En utilisant le cadre conceptuel de Pierre
Bourdieu, Julien Duval se réfère aux premiers comme médias dominés et aux
seconds comme dominants. Cette relation de domination dans le champ
journalistique s’exprime, par exemple, à travers le nombre de reprises dont
fait l’objet la production d’information des médias dominants, qui en termes de
prestige, de crédibilité et d’impact jouissent d’une position privilégiée
[ibid., p.331]. A travers un travail minutieux d’analyse du contenu des
rubriques économiques, l’auteur montre que les médias qui répondent au mieux
aux impératifs économiques actuels sont également ceux qui, à l’intérieur du
secteur des médias, définissent les contours de ce que doit être le travail journalistique
en termes d’organisation de la production de l’information mais aussi en termes
des pratiques professionnelles légitimes. Si cette analyse concerne
essentiellement l’information explicitement économique, nous pouvons étendre le
principe à l’ensemble du secteur de l’information. Ceci parce qu’elle rend
compte d’une industrialisation croissante du processus de production
journalistique impliquant une série d’enjeux éditoriaux qui en découlent
directement.
Le
renforcement du processus d’industrialisation
Les mutations économiques des
industries culturelles contribuent d’une manière significative à renforcer une
tendance qui leur est associée et qui affecte le secteur de
l’information : celle d’un renforcement du processus d’industrialisation
de la culture et de l’information. Ce processus se manifeste à travers
l’importation de méthodes de marketing, afin d’adapter l’offre éditoriale à la
demande supposée du public, ainsi que par le biais du formatage accru et
contraignant des produits d’information. Il touche également la division du
travail à travers de politiques de gestion des ressources humaines et de
rationalisation des coûts, qui conduisent inévitablement à une diminution de la
masse salariale, à travers le recours systématique à la sous-traitance
éditoriale. Cette dernière mène à son tour à la précarisation des catégories
professionnelles comme celle de pigistes. Le processus d’industrialisation est
caractérisé également par l’introduction systématique des critères de
rentabilité exogènes dans le secteur de la presse, notamment imposés par les
investisseurs institutionnels comme les fonds de pensions. Ce qui aboutit à
l’investissement systématique dans des secteurs à forte rentabilité, comme la
presse magazine populaire au détriment de la presse quotidienne d’information.

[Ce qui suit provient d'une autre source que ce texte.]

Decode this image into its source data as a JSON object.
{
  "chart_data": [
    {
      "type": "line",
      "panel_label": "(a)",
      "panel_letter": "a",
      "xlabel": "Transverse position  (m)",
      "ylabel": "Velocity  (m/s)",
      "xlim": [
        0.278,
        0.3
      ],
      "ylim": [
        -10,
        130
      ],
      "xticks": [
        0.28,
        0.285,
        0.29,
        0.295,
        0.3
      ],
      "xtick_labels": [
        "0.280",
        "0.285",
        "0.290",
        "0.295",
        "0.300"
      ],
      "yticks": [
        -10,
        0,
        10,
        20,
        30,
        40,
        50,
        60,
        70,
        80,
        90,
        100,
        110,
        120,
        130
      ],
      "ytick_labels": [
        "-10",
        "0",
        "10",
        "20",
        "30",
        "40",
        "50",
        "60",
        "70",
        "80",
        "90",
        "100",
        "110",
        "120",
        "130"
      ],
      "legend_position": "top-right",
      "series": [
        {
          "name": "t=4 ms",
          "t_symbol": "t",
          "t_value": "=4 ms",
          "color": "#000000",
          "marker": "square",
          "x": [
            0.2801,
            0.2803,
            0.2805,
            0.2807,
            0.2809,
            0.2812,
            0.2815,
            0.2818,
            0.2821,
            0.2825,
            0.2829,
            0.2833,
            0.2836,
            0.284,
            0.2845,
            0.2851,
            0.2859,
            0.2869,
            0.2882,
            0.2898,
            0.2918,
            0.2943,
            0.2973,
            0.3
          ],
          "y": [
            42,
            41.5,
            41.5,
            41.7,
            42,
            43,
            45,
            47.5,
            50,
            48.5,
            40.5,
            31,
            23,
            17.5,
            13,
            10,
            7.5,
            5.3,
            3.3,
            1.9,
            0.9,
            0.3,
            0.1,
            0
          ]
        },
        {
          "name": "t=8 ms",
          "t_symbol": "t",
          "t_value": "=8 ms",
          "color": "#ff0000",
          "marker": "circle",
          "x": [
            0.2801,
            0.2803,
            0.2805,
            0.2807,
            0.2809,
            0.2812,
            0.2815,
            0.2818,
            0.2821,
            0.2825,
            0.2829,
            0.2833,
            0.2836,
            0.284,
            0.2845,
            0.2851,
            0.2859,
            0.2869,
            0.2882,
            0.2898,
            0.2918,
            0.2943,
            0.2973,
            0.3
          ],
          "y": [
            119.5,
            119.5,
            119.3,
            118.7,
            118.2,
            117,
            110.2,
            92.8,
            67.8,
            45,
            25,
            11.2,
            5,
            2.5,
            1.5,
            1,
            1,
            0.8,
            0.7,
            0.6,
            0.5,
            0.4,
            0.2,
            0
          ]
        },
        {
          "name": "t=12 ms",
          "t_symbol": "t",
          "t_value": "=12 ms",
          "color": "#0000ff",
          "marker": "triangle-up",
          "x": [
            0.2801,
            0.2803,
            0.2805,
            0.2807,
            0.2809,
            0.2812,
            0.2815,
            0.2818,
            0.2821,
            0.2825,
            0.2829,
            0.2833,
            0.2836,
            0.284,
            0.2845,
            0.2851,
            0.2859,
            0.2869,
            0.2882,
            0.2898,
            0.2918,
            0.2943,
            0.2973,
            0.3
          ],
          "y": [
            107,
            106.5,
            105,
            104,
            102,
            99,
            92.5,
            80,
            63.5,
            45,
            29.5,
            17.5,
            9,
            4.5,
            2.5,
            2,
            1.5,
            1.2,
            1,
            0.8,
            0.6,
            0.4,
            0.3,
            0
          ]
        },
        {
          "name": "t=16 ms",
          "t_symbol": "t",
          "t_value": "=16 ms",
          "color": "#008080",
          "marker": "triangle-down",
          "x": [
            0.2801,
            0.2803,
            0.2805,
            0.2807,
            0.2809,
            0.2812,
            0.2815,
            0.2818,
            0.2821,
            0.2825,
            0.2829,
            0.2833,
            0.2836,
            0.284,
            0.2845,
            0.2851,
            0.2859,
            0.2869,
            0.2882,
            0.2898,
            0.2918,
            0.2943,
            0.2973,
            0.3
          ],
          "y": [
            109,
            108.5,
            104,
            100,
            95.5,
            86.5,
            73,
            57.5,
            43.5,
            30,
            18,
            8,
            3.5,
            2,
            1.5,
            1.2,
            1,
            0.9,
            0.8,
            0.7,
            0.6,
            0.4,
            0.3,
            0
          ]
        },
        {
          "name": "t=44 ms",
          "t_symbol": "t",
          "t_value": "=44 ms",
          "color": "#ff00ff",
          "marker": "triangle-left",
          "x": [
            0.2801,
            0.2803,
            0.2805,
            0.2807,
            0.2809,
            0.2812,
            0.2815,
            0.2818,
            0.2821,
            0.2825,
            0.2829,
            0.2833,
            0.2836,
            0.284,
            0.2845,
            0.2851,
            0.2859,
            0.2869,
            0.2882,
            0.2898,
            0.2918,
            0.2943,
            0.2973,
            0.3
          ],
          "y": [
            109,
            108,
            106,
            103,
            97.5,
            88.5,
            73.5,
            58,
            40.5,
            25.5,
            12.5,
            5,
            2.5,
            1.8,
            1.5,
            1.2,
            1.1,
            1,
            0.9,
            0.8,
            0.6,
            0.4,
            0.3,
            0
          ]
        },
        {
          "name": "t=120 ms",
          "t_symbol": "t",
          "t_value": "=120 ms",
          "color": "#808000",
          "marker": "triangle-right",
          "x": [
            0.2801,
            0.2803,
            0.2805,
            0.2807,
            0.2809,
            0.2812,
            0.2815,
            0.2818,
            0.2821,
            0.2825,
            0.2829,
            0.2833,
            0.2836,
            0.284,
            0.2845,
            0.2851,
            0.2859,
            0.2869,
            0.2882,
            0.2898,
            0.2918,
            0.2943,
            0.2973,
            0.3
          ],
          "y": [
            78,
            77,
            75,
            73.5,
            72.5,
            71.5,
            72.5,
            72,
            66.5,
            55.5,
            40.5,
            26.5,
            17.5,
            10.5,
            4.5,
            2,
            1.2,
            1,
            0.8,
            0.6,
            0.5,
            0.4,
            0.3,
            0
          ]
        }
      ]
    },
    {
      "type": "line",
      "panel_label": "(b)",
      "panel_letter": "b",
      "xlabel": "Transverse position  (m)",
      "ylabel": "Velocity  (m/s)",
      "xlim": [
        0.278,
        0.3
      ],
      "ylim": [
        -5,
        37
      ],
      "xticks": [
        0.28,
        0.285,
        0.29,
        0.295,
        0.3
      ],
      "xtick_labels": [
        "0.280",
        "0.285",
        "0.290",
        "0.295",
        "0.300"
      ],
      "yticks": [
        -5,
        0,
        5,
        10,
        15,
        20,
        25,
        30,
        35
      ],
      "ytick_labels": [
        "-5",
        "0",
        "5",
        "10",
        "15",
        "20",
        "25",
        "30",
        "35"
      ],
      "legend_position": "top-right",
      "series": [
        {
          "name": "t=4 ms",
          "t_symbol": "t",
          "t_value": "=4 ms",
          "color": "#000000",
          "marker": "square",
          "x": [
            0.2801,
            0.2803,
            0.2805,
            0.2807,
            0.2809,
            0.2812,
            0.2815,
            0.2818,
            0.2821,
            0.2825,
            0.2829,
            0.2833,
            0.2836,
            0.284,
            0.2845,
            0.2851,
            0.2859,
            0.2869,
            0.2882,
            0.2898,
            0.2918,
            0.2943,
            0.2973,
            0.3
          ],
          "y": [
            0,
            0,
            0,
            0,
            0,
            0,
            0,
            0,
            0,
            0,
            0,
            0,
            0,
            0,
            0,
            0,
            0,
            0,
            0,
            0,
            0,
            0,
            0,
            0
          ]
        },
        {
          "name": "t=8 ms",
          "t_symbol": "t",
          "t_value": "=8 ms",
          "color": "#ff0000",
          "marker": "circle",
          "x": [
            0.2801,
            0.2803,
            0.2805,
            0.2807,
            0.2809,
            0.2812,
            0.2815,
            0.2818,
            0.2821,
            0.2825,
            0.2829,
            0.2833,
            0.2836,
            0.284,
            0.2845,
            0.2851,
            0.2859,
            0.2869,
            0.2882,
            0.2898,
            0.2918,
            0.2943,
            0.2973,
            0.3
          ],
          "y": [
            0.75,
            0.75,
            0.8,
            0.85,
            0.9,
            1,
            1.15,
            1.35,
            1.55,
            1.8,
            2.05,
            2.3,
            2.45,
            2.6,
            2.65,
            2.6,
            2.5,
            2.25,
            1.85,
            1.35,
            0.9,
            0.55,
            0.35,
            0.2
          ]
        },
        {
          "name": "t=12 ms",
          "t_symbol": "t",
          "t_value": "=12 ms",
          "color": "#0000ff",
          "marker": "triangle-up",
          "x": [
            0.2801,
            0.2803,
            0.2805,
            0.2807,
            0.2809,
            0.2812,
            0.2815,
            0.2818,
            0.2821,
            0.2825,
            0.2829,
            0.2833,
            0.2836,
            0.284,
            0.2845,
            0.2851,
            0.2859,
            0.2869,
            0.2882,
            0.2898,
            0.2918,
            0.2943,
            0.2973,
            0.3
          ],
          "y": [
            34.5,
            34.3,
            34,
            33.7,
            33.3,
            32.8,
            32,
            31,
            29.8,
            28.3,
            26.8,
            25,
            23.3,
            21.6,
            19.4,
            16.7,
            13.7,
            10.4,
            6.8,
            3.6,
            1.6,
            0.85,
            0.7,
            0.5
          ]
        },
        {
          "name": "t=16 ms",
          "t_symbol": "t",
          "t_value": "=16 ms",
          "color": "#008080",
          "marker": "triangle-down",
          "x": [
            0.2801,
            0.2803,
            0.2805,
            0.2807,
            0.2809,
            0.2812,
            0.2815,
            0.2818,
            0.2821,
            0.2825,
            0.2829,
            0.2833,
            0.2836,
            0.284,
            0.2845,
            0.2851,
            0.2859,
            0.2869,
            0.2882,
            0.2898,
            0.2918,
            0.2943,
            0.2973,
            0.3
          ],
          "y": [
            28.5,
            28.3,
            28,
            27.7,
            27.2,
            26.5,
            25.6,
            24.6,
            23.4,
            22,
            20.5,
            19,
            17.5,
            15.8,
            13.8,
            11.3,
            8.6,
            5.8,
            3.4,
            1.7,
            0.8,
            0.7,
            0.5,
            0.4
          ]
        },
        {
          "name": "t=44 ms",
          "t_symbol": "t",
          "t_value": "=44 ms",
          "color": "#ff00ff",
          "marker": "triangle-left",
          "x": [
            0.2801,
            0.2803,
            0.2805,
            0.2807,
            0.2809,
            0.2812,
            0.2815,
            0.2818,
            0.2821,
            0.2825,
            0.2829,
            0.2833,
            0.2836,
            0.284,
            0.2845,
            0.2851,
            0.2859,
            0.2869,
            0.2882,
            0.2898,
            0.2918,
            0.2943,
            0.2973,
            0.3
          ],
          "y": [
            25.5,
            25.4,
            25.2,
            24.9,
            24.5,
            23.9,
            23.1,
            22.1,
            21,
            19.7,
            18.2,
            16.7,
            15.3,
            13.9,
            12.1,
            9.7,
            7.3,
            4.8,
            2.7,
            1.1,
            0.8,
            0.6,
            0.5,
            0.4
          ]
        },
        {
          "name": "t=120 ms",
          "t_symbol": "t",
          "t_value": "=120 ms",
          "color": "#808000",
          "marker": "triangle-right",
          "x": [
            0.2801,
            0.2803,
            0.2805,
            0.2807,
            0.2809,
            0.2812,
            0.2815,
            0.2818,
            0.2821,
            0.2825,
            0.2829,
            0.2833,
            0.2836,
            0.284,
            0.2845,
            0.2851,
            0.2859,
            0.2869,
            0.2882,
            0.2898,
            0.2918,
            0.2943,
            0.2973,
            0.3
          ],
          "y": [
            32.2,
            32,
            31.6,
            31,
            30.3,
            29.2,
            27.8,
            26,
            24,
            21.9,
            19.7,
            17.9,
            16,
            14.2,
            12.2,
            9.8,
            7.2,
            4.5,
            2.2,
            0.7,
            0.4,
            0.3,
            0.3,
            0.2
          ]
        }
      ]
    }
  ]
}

Ces tendances ne sont pas liées de
manière structurelle à la « problématique obligée » mentionnée plus
haut. Autrement dit, nous ne pouvons pas affirmer de manière empirique qu’elles
contribuent à augmenter le nombre de traitements complaisants dans les médias
ou celui de pratiques professionnelles illégitimes des journalistes. Cependant,
cette tendance à l’industrialisation croissante du secteur de l’information
comporte un certain nombre d’enjeux éditoriaux qui découlent directement de ce
que Pierre Bourdieu a appelé la « corruption structurelle » du
système médiatique, c’est-à-dire la mise en avant systématique des contraintes
économiques qui peut nuire à la qualité du travail journalistique et de la
production de l’information [Bourdieu, 1996, p.15]. Ces tendances sont
également centrales en ce qui concerne notre objet de recherche, à savoir
l’information en ligne.
[1] Voir à ce sujet Halimi Serge, Les nouveaux chiens
de garde, Liber, Paris, 1997 et Bénilde Marie « Médias français, une
affaire de famille », Le Monde Diplomatique, novembre 2003, pour les
médias français, et Chomsky Noam et Herman Edward S., La fabrique de
l’opinion, Le serpent à plumes, Paris, 2003, pour les médias américains.
[2] Voir à ce sujet Toscer Olivier, Argent public,
fortunes privées, Denoël, Paris, 2002, Carton Daniel, Bien entendu...,
c’est off, Albin Michel, 2003, Péan Pierre et Cohen Philippe, La Face
cachée du Monde : Du contre-pouvoir aux abus de pouvoir, Milles et une
nuits, Paris, 2003, Coignard Sophie, Le rapport omerta 2004, Albin
Michel, Paris, 2004.
[3] Ainsi le journal télévisé de TF1 réserve un traitement complaisant de la panne qui a mis hors usage le réseau de téléphonie mobile Bouygues Télécom en novembre 2004 (émission Arrêt sur image, France 5, 28/11/2004). Des annonceurs ont utilisé la menace de retrait d’un budget publicitaire à plusieurs reprises durant les années ’90 : Alcatel à l’encontre du Monde, BNP à l’encontre de L’Express, Peugeot à l’encontre de L’Evènement du jeudi (ces derniers exemples sont évoqués par Duval Julien, Critique de la raison journalistique, Seuil, Paris, 2004)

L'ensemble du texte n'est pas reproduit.